Much knowledge has also been gained about the immunobiology of NK cells that play a role in the immune defense against cancer in the past decade. It has become known that NK cells are regulated by a balance of signals of inhibitory and activating receptors. Normally an NK cell is at rest because the signals from inhibitory receptors predominate. However, due to loss of these inhibitory signals (e.g. loss of MHC class I expression) or over-stimulation by activating signals in viral infections and tumors, NK cells can become highly activated and kill the aberrant cells. This makes NK cells attractive immune cells to exploit in the treatment of cancer, and clinical studies have found first indications that allogeneic donor NK cells have a therapeutic effect against acute myeloid leukemia. In recent years, we have developed innovative culture methods to generate hyperactive NK cells from hematopoietic stem cell sources (umbilical cord blood, bone marrow, mobilized donor blood). In a first-in-human clinical trial we reported that infusion of these ex vivo generated NK cells was feasible and well tolerated in patients with acute myeloid leukemia. Follow-up clinical studies are currently ongoing to investigate safety and therapeutic efficacy in chemotherapy-refractory or relapsed acute myeloid leukemia and ovarian cancer patients. In addition, preclinical research is being performed to test the efficacy of these ex vivo generated NK cells in combination with immunomodulating agents, checkpoint inhibitors or genetic modification with CARs and IL15/IL15Rα to improve in vivo tumor-targeting and persistence.

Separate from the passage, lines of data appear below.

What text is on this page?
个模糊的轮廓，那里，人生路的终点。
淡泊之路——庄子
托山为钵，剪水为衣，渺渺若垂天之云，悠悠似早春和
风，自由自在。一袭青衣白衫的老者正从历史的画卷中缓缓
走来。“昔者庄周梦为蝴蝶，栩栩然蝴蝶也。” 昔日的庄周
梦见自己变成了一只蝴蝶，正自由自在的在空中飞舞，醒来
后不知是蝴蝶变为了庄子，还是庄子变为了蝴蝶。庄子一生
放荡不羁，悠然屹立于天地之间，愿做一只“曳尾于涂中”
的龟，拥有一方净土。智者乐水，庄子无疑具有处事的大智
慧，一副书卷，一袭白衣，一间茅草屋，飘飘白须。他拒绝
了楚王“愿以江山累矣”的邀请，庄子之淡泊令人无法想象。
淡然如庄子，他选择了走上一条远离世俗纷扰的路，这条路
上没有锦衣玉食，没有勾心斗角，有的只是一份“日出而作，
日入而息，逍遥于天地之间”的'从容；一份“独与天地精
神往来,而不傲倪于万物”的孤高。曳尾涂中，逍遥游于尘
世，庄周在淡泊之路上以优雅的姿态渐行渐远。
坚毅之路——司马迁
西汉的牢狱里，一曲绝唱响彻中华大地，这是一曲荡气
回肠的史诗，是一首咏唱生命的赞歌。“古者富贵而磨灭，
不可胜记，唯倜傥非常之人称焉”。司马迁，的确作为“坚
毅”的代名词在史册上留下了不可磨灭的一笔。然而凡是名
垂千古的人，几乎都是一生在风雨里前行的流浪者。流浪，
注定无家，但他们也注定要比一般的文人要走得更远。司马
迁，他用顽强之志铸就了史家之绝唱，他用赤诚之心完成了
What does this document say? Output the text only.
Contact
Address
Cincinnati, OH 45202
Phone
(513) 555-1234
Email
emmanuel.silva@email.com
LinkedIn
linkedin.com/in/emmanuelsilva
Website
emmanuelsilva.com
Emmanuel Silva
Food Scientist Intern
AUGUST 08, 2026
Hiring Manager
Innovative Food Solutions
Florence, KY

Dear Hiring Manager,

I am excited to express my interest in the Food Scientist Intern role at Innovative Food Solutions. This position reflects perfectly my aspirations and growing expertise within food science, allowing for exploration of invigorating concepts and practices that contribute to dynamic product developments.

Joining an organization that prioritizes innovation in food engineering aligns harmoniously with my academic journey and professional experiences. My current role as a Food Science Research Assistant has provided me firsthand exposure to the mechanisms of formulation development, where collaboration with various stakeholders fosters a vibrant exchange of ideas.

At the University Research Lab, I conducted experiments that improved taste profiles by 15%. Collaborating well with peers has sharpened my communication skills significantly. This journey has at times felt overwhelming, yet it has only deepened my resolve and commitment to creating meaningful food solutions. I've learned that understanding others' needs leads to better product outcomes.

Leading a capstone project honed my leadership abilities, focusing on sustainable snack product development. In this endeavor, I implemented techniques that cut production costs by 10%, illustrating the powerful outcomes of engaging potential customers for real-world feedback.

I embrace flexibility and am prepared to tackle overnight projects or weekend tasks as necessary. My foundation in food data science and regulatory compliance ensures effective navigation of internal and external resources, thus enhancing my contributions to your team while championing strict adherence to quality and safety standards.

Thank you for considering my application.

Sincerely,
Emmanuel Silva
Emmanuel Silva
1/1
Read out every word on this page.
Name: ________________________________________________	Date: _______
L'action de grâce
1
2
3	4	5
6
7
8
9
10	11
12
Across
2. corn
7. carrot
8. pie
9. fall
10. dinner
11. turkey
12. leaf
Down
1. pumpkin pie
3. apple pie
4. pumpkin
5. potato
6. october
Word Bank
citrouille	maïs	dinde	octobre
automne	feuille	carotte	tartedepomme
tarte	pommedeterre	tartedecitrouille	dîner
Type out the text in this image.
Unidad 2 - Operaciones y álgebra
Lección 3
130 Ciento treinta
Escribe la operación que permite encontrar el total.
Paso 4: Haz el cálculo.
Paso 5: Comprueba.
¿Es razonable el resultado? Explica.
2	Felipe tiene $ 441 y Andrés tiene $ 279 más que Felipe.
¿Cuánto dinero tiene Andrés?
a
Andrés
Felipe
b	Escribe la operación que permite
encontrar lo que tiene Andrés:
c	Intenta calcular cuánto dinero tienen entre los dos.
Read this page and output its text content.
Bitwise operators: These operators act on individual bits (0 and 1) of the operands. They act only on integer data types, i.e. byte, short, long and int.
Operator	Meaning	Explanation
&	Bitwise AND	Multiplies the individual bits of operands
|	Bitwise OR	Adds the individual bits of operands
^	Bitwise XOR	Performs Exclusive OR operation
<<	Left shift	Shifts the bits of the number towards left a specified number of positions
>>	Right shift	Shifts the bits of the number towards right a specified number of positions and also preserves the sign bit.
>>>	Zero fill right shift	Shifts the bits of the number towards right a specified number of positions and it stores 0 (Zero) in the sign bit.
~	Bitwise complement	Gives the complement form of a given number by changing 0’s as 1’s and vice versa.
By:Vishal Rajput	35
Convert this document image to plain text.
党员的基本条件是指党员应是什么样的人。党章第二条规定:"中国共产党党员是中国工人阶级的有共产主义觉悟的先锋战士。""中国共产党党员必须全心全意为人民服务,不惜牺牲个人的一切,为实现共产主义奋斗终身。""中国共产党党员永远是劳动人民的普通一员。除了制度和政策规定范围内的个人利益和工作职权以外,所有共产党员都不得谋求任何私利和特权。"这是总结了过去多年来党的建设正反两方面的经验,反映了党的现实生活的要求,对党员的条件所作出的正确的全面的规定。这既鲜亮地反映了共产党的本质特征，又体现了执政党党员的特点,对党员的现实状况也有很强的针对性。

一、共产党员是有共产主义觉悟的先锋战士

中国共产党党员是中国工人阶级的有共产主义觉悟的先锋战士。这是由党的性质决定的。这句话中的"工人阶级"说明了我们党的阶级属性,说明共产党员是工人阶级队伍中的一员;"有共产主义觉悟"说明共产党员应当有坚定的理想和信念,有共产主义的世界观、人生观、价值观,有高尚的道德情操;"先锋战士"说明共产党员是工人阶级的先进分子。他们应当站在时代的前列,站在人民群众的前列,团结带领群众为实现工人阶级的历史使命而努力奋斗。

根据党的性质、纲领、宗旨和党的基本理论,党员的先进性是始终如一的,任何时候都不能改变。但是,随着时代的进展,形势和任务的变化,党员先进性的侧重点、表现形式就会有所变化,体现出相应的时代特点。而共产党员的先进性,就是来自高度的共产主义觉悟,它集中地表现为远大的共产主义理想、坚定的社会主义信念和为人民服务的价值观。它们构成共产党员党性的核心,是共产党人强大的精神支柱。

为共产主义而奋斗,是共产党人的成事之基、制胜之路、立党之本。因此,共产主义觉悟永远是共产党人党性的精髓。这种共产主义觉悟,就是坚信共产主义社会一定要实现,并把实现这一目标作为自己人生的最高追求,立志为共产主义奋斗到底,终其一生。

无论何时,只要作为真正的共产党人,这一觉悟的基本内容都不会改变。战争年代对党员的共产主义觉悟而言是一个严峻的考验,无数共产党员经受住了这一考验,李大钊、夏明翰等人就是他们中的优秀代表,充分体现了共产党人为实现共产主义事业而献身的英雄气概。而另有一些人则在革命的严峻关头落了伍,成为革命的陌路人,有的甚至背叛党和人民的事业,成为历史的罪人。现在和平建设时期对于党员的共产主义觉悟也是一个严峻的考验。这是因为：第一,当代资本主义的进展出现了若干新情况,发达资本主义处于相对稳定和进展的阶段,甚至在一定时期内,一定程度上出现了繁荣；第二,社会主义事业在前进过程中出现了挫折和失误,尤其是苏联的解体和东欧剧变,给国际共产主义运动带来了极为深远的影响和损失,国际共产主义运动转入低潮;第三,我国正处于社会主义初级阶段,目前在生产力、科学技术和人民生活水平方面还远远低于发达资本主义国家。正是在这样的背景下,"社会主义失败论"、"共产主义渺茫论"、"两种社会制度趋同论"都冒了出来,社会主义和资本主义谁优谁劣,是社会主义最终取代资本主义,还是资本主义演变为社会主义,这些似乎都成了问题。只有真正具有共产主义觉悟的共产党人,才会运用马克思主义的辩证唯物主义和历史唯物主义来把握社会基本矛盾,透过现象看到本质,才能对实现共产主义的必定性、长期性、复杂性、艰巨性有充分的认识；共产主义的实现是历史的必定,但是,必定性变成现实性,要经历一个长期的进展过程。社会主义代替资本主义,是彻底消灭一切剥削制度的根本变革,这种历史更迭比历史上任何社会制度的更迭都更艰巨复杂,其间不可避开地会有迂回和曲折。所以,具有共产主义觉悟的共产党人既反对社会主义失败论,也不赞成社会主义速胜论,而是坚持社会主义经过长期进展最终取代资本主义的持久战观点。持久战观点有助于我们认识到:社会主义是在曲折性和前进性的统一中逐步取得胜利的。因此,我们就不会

Chimeric antigen receptor (CAR) cell therapy against hematological malignancies.
Genetic engineering of immune effector cells with CARs is one of the latest immunotherapies that has shown successful results in certain hematological malignancies. This form of immunotherapy involves genetically modified autologous or allogeneic donor T or NK cells that recognize specific proteins on target cells and induce functional activity. These CAR-modified immune cells can more efficiently eliminate malignant tumor cells that carry these specific proteins on their surface. Recently, two CAR-T cell products have already been marketed for the treatment of chemotherapy-refractory acute lymphocytic leukemia and B cell lymphoma. Major challenges of CAR cell therapy are to control life-threatening side effects such as organ damage by the cytokine release syndrome and severe neurotoxicity. In addition, there is still room for improvement of the optimal culture conditions, differentiation stage (T / NK fitness), cell product composition and manufacturing conditions of CAR cell products to optimize safety and effectiveness in patients. Renewal of the CAR construct design is also needed for optimal signaling per cell type (NK versus T cells) and for targeting multiple specific proteins to prevent tumor escape through antigen loss. In addition, we will need to understand adaptive resistance mechanisms of CAR cell therapy to develop rational combinations with immunomodulating agents or checkpoint inhibitors to increase clinical efficacy. Our research focuses on the development of CAR cell therapy with the developed NK and T cell culture methods for the therapy of hematological malignancies.